13 Upon release to bail he was required to reside with his mother. She gave evidence. She has obviously been a good influence. I was impressed by her testimony and her admirable efforts to care for her family, her children and grandchildren, in financially stretched and other difficult circumstances. The prisoner has been before me on several different days. He is neat and well groomed and his presentation is altogether consistent with his claim that he has not partaken of alcohol for nearly three months. He is an entirely different person from the one visible on the video which I viewed. I accept that his intention for future abstinence is sincere. Only time will tell if he can succeed. It will be a task of some magnitude.
14 From the ages of twelve to sixteen or thereabouts, the prisoner worked as a strapper for a horse trainer, Mr Slade at the Broadmeadow Racecourse. Mr Slade currently has only one horse in work with another, I gather, possibly joining it at the stables shortly. I accept that he will offer the prisoner some work. I consider that it is as important for the plaintiff to be occupied as to be employed if he is to have any chance of achieving his goals.

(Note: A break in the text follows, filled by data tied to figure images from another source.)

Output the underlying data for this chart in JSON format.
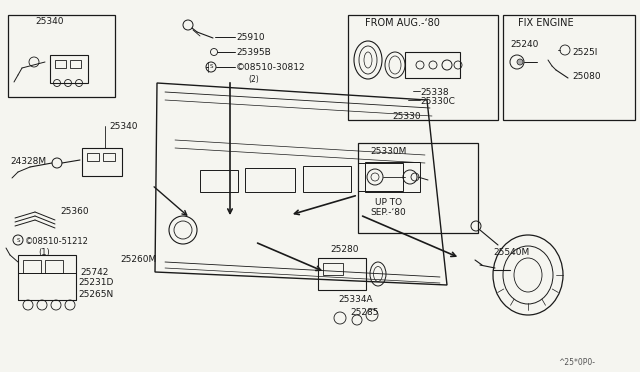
{
  "bg_color": "#f5f5f0",
  "line_color": "#1a1a1a",
  "fig_width": 6.4,
  "fig_height": 3.72,
  "labels": {
    "25340_top": "25340",
    "25340_mid": "25340",
    "24328M": "24328M",
    "25910": "25910",
    "25395B": "25395B",
    "08510_30812": "©08510-30812",
    "qty2": "(2)",
    "from_aug": "FROM AUG.-‘80",
    "25338": "25338",
    "25330C": "25330C",
    "25330": "25330",
    "fix_engine": "FIX ENGINE",
    "25240": "25240",
    "25250": "2525Ι",
    "25080": "25080",
    "25330M": "25330M",
    "up_to": "UP TO",
    "sep80": "SEP.-‘80",
    "25360": "25360",
    "08510_51212": "©08510-51212",
    "qty1": "(1)",
    "25260M": "25260M",
    "25742": "25742",
    "25231D": "25231D",
    "25265N": "25265N",
    "25280": "25280",
    "25334A": "25334A",
    "25285": "25285",
    "25540M": "25540M",
    "part_num": "^25*0P0-"
  }
}
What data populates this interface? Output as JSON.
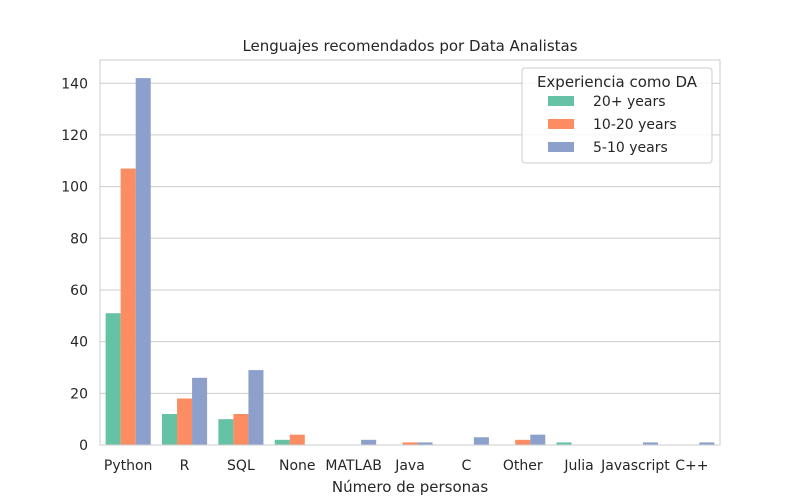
{
  "chart_data": {
    "type": "bar",
    "title": "Lenguajes recomendados por Data Analistas",
    "xlabel": "Número de personas",
    "ylabel": "",
    "categories": [
      "Python",
      "R",
      "SQL",
      "None",
      "MATLAB",
      "Java",
      "C",
      "Other",
      "Julia",
      "Javascript",
      "C++"
    ],
    "series": [
      {
        "name": "20+ years",
        "color": "#66c2a5",
        "values": [
          51,
          12,
          10,
          2,
          0,
          0,
          0,
          0,
          1,
          0,
          0
        ]
      },
      {
        "name": "10-20 years",
        "color": "#fc8d62",
        "values": [
          107,
          18,
          12,
          4,
          0,
          1,
          0,
          2,
          0,
          0,
          0
        ]
      },
      {
        "name": "5-10 years",
        "color": "#8da0cb",
        "values": [
          142,
          26,
          29,
          0,
          2,
          1,
          3,
          4,
          0,
          1,
          1
        ]
      }
    ],
    "ylim": [
      0,
      149
    ],
    "yticks": [
      0,
      20,
      40,
      60,
      80,
      100,
      120,
      140
    ],
    "grid": true,
    "legend": {
      "title": "Experiencia como DA",
      "position": "top-right"
    }
  }
}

15 Effectively the prisoner has served over ten months in custody. I take into account that and the loss of a real chance that this matter might have been dealt with in the Local Court with a limitation upon possible custody to two years. Even the imposition of that maximum would ordinarily require the specification of a non parole period and an order for release to parole after eighteen months, thus the prisoner has already served ten of a possible eighteen months if the matter were to be viewed in that light. I also take into account that the prisoner has had a charge of murder which would produce predictable apprehension, pending for over two years. Although that period might have been less if the prisoner had chosen to come forward earlier, I do not consider that what he has undergone should be ignored when, in the event, that most serious charge is not pursued.
16 I do not propose to return the prisoner to custody.
17 Counsel suggested that I should invoke the recently restored power to impose a suspended sentence. However s12 of the Crimes (Sentencing Procedure) Act 1999 provides that the period of suspension cannot exceed the term of sentence subject to an overall maximum period of two years. The necessary accompanying good behaviour bond must also not exceed the term of sentence. I consider that the community and the prisoner will acquire greater potential benefit if the prisoner is subject to a bond for a longer period than any sentence I would add to the ten months already served. I have considered the possible alternatives of community service and periodic detention but have decided that they are not appropriate for the present case.
18 Kevin Walter Towers, for the malicious wounding of Neville Stuart Edwards, in lieu of sentence of imprisonment I direct that you enter a good behaviour bond for a period of three years commencing today 18 May 2000 and expiring on 17 May 2003 upon the following conditions: that you will appear before the Court if called upon to do so at any time during that term; that you are of good behaviour and that you will inform the Deputy Registrar of the Supreme Court at Newcastle of any change in your residential address during the specified term.